The Condensation Theory Dust grains play two important roles in the evolution of a gas cloud. First, dust helps to cool warm matter by efficiently radiating its heat away in the form of infrared radiation.

The Condensation Theory As the cloud cools, its molecules move around more slowly, reducing the internal pressure and allowing the nebula to collapse more easily under the influence of gravity.

The Condensation Theory Second, acting as condensation nuclei – microscopic platforms to which other atoms can attach, forming larger and larger balls of matter – the dust grains greatly speed up the process for collecting enough atoms to form a planet.

The Condensation Theory This mechanism is similar to the way raindrops form in Earth’s atmosphere: Dust and soot in the air act as condensation nuclei around which water molecules cluster.

The Condensation Theory Thus, according to the modern condensation theory, once the solar nebula had formed and begun to cool, dust grains formed condensation nuclei around which matter begin to accumulate. This vital step greatly hastened the critical process of forming the first small clumps of matter.
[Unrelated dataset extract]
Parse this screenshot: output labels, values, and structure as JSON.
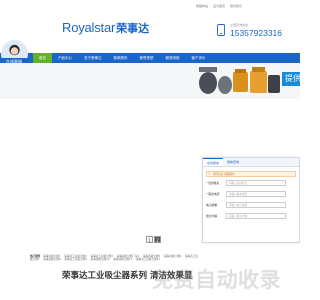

The Condensation Theory Once these formed, they grew rapidly by sticking to other clumps. As the clumps grew larger, their surface areas increased and consequently, the rate at which they swept up new material accelerated.

The Condensation Theory Gradually, the accreted matter grew into objects of pebble size, baseball size, basketball size, and larger. Eventually, this process of accretion – the gradual growth of small object by collision and sticking – created objects a few hundred kilometers across.

The Condensation Theory By that time, their gravity was strong enough to sweep up material that would otherwise not have collided with them, and their rate of growth accelerated, allowing them to form still larger objects.

The Condensation Theory Because larger bodies have stronger gravity, eventually almost all the original material was swept up into a few large protoplanets – the accumulations of matter that would in time evolve into the planets we know today.